The eggplant flesh goes into the pan and is mixed with tomatoes and onions, before Qasim seasons it all with salt and pepper.

"This dish should have quite a firm texture. It shouldn't swim around in liquid like other curries. Quite often with Indian food, you let the dish simmer for the last seven to eight minutes without stirring so the oil splits, but I want the oil to be integrated into the dish." Qasim points towards the pan. "You see what I mean, right? It's not the most child-friendly dish."

Well, only if those children are ungrateful brats, because this curry smells and tastes amazing. Qasim pours it into a bowl before adding cubes of butter and yogurt. He serves it with rice and tops with cilantro leaves.

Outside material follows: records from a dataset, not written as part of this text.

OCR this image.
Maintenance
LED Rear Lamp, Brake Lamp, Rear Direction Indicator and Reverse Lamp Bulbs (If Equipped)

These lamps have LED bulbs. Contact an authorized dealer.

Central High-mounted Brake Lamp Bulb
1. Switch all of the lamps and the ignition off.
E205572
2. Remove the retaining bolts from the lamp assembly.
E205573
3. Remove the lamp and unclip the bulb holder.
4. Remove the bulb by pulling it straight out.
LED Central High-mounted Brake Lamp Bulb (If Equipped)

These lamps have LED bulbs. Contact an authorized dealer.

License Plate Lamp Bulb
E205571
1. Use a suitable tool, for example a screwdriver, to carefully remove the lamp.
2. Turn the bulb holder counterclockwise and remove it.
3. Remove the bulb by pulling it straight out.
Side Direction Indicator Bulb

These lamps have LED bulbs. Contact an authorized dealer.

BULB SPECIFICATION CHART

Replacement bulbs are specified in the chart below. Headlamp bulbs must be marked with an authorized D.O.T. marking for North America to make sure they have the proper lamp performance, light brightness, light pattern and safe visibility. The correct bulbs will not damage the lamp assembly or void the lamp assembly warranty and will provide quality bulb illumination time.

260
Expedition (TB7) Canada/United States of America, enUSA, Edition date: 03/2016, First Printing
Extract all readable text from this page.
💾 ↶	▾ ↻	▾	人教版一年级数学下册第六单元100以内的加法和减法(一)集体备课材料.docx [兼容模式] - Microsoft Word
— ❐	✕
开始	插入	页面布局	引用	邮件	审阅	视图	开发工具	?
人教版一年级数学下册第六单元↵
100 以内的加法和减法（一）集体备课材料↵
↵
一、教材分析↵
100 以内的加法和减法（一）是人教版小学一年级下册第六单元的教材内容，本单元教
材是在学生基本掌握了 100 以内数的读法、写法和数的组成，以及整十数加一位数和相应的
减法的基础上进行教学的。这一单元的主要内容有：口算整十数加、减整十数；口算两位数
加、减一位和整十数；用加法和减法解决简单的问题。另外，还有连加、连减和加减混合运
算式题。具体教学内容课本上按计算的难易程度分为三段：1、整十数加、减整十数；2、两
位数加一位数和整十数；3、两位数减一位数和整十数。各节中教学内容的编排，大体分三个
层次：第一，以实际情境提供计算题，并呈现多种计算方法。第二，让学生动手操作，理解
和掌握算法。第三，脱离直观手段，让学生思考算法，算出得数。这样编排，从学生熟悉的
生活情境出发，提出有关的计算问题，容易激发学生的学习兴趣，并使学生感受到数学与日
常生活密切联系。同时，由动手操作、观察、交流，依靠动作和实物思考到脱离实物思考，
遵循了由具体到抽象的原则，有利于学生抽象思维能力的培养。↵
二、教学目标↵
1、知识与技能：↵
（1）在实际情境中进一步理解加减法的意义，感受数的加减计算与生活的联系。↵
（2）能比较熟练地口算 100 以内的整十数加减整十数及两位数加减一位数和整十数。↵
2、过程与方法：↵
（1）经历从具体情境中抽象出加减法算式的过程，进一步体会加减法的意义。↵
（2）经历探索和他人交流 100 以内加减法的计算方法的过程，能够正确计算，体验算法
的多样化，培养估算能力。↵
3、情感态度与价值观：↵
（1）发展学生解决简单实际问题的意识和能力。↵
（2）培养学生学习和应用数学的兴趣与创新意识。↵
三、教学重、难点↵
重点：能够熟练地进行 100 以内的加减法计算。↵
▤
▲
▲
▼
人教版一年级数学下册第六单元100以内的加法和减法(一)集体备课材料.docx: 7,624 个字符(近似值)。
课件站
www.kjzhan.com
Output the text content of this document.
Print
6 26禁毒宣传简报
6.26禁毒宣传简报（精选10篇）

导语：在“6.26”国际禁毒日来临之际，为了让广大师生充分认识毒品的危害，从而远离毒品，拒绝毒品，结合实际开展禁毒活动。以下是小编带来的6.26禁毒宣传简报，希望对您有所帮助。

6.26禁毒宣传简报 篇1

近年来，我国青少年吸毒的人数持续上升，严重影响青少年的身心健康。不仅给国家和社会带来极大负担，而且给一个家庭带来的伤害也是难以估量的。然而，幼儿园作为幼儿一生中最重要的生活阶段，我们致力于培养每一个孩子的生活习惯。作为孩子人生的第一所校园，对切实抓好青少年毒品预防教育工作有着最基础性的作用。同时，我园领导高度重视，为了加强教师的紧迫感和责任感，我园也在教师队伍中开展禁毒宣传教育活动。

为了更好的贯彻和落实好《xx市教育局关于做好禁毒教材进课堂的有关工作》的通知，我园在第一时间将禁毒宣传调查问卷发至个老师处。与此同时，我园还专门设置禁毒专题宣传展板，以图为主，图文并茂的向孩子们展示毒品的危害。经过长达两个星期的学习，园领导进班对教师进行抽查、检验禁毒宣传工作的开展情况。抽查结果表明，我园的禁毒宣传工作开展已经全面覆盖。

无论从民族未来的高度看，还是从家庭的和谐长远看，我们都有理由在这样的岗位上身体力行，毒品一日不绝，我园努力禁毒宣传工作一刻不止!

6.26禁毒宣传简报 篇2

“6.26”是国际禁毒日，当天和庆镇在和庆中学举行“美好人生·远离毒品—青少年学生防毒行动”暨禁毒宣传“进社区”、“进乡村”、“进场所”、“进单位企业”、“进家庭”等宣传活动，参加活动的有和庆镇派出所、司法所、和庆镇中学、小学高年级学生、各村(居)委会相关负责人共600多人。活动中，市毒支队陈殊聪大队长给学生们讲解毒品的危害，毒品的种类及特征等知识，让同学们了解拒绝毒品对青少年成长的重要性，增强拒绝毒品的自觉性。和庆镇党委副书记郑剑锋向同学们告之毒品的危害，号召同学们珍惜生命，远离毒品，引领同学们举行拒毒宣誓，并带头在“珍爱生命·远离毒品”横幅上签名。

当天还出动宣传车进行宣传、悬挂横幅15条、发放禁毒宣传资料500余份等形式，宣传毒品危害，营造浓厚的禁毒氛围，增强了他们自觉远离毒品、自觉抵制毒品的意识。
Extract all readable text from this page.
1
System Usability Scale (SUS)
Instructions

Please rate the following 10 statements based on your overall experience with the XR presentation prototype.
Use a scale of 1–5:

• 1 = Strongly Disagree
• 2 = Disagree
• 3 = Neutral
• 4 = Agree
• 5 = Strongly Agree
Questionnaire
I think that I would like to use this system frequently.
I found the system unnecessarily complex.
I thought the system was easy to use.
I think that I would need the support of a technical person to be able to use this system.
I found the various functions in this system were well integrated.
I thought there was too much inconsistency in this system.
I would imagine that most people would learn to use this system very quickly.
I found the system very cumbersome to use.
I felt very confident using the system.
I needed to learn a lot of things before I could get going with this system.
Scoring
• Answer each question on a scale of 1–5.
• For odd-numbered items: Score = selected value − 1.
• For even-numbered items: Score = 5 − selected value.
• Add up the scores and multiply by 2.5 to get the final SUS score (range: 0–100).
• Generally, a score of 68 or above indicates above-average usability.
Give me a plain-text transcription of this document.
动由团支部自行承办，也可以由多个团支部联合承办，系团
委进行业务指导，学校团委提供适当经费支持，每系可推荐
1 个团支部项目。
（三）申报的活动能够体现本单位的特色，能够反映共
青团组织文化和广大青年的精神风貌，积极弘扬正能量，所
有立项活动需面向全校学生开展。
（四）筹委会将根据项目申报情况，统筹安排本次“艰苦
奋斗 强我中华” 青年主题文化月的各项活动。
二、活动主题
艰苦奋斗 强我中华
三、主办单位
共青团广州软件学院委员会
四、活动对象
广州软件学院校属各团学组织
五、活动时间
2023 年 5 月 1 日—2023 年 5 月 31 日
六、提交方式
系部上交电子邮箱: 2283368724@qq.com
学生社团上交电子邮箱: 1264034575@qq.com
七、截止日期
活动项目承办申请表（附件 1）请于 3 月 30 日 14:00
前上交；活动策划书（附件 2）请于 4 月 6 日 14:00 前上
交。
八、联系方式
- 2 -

RECIPE: Simple Eggplant Curry

"You could also serve it with chapati, but they take a long time to make from scratch," he says. "So I usually just buy these large flatbreads from the store."

The curry has a complex flavor, which starts out fresh and sweet, before the chili heat gets your tongue buzzing. It's curry magic conjured up in 30 minutes. But this is not the end of the show.

"What's really clever is that you can use your curry leftovers to make a snack for when you are crashed out on the sofa watching telly. Just blend the baignan with [3.5 percent] yogurt, and then you have the perfect dip for your chips. You can also put the blended curry between two chapatis and fry it in butter, and then you have an Indian take on a quesadilla.

"This is actually the perfect Sunday hangover dish, when you are lying on the sofa feeling really sorry for yourself. If you make this in the morning, you have a snack, a curry for dinner and dips for the evening sofa session."

That's three treats in one dish. And no reason at all to feel sorry for yourself.